Standing six-foot-nine, Dalhausser is one of the giants of beach volleyball – literally and figuratively. With teammate Todd Rogers, the pair won the gold medal at the 2008 Summer Games in Beijing. Now, Dalhausser will arrive in London, seeking a repeat.
Only two people make up a beach volleyball team, much smaller than the teams that compete indoors. Each player has to cover more ground (not to mention the difficulty of moving on sand), so Dalhausser’s massive frame is a huge benefit to Team USA.
Beach volleyball could also be greatly affected by the weather conditions at the tournament site, and Dalhausser says the nature of the matches invites weather to be a major factor.
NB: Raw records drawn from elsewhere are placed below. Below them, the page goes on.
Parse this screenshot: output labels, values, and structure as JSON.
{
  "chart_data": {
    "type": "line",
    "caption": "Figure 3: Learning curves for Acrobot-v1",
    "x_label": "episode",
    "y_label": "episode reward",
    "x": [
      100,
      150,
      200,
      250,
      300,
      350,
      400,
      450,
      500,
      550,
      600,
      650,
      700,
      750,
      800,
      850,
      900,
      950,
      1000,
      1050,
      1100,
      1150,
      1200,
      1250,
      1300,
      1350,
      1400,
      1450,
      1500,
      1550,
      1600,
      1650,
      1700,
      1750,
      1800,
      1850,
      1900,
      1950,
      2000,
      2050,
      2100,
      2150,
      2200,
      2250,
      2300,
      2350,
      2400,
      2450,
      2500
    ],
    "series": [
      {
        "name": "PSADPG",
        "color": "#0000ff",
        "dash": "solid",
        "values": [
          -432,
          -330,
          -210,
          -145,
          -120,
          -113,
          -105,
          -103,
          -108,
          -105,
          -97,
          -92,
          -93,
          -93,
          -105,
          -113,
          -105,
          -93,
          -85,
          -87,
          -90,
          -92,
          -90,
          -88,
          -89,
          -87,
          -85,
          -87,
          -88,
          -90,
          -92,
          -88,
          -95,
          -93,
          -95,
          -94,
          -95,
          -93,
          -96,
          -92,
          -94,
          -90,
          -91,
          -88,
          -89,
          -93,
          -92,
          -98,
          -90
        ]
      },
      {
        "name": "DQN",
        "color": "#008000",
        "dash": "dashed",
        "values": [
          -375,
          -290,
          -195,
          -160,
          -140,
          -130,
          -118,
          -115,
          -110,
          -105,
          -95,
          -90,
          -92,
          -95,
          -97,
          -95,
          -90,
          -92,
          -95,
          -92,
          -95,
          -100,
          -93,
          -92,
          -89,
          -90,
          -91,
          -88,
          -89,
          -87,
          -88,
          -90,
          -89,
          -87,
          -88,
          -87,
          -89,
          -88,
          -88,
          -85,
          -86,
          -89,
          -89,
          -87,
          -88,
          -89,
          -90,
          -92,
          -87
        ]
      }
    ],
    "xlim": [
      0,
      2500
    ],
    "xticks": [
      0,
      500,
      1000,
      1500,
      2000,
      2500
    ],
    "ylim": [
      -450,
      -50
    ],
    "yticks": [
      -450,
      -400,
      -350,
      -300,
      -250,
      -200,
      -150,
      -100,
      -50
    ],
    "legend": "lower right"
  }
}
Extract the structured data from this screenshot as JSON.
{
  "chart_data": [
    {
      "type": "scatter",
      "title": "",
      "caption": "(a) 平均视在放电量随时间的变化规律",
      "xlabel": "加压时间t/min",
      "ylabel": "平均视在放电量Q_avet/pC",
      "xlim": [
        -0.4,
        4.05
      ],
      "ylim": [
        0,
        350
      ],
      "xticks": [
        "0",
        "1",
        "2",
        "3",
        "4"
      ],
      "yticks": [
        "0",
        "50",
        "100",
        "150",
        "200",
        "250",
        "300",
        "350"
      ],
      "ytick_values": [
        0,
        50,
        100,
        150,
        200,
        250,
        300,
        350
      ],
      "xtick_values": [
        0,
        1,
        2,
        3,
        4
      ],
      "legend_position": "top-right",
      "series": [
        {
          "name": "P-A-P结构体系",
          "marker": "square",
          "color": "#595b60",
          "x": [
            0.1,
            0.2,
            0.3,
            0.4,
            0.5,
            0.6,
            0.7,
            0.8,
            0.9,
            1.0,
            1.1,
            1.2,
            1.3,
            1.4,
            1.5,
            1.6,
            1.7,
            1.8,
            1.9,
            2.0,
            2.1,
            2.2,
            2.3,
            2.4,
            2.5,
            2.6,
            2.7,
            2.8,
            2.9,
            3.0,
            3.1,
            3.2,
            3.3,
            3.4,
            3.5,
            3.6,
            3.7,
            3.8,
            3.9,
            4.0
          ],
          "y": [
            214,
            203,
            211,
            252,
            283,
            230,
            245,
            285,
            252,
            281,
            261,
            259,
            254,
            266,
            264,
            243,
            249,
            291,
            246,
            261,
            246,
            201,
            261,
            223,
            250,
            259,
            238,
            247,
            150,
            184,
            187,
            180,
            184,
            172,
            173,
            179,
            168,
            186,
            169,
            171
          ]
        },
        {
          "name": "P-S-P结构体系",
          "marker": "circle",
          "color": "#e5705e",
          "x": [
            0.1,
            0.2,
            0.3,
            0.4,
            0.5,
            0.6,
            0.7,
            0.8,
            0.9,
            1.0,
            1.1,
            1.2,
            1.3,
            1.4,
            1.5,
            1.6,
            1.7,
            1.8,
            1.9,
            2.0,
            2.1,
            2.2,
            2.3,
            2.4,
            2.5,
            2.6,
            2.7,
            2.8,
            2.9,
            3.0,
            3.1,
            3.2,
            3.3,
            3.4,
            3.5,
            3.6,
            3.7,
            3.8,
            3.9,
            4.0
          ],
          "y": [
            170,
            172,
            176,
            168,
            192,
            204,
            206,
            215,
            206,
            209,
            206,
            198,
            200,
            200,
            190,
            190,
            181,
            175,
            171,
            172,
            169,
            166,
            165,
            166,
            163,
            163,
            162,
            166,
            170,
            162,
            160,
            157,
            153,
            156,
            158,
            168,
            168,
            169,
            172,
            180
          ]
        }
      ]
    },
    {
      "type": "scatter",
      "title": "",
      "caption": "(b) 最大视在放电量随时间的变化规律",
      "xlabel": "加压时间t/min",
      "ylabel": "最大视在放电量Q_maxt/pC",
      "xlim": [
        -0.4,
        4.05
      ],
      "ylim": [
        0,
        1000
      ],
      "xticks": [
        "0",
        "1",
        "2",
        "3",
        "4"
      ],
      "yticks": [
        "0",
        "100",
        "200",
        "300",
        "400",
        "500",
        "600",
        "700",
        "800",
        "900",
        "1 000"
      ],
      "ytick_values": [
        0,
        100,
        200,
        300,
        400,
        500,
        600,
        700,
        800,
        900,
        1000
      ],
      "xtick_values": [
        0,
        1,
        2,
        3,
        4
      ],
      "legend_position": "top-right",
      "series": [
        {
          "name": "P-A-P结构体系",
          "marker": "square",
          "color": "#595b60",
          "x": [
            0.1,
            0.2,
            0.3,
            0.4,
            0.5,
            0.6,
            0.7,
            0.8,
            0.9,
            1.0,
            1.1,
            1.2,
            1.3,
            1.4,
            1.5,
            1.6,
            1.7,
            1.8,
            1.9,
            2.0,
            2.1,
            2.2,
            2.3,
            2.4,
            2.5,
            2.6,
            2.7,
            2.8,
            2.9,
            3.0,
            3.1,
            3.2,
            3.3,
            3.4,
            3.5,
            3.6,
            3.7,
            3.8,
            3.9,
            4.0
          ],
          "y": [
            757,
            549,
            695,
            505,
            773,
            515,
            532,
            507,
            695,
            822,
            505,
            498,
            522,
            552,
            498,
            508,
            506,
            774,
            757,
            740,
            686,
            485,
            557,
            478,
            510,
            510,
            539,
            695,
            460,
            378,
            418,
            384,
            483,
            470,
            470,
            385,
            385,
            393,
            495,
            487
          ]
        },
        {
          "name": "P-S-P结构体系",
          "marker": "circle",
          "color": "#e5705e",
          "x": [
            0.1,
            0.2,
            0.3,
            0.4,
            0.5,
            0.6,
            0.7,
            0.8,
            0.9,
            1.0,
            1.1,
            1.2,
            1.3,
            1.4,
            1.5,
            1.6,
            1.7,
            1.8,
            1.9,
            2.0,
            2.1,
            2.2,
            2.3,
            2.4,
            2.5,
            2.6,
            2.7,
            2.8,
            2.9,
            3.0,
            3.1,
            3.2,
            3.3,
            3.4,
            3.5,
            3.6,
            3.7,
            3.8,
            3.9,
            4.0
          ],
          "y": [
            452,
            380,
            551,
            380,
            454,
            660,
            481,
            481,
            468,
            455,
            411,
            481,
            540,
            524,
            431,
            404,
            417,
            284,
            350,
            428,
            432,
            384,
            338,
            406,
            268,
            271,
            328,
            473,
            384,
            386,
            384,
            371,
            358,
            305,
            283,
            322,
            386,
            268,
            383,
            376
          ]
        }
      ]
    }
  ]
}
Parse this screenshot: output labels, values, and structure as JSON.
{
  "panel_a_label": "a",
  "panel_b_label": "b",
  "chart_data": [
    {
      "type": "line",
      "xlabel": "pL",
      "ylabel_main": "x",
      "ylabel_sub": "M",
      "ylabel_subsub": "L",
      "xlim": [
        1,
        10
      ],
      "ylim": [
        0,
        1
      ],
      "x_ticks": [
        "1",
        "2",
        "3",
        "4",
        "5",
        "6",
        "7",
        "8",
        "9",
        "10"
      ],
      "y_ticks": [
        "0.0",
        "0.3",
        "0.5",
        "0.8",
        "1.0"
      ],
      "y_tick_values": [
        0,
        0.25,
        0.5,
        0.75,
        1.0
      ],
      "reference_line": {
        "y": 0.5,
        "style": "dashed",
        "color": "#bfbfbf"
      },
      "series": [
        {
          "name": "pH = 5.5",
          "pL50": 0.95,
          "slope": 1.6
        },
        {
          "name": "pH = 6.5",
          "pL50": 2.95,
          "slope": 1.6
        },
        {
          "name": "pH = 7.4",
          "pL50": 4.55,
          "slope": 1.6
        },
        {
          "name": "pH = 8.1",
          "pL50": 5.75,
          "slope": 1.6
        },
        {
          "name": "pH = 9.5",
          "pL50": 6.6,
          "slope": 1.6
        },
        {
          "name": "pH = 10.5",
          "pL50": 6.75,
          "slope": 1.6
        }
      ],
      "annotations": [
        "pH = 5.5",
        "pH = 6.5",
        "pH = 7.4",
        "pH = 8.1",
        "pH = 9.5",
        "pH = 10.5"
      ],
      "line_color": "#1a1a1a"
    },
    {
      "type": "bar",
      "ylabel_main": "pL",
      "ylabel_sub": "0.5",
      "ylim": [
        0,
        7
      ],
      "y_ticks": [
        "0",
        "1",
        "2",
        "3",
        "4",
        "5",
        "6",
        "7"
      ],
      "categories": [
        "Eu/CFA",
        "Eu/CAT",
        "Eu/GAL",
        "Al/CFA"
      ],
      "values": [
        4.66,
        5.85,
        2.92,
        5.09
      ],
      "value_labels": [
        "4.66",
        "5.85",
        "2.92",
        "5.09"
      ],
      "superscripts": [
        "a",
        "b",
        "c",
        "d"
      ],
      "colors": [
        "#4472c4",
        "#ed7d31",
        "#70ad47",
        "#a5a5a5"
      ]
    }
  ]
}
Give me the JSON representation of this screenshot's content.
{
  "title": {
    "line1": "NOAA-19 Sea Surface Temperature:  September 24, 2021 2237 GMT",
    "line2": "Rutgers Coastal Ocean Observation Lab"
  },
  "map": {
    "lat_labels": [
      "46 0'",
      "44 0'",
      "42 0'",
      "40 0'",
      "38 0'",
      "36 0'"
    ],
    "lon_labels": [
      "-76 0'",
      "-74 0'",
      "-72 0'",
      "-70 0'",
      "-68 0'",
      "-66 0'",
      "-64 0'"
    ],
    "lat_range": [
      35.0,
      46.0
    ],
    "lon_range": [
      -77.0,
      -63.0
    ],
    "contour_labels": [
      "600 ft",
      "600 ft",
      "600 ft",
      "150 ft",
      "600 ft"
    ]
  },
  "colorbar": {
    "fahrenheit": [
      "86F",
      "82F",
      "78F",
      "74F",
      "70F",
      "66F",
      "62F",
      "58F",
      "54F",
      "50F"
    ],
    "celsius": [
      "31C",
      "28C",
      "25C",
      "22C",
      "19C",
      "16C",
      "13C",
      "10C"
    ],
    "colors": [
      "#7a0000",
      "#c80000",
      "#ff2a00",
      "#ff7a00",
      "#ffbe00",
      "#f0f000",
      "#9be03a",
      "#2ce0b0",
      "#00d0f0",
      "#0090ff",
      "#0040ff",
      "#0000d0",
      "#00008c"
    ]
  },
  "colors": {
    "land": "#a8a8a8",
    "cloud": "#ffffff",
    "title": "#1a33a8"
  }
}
“Weather in beach volleyball is a huge component,” said Dalhausser. “We actually switch sides every seven points, because of the weather. The sun may be beating down on one side, or the wind might be blowing on one side, and gives that side an advantage.”
A rainy day could also change the outcome of a match, as well as the consistency of the sand used in competition. According to Dalhausser, only lightning and gusty winds can stop a beach volleyball match.
Olympians are used to the wind, though. Beaches and wind are synonymous with one another, and it’s just an aspect the athletes have learned to tame, as much as possible. But Dalhausser knows, as much as anyone, there’s one wind direction that can’t be used to a player’s advantage: a tailwind.
“Tailwind is a little tougher, because the ball sails -- the wind gets behind the ball and sails it out of the court,” said Dalhausser. “And when you're setting, on the tailwind side, it tends to go towards the net. And that's when you get in trouble.”
The duo of Dalhausser and Rogers didn’t get into much trouble in Beijing, taking home their first gold medal in 2008. Four years later, they’ve punched their ticket to London, and the elements are waiting for Team USA on the other side of the pond.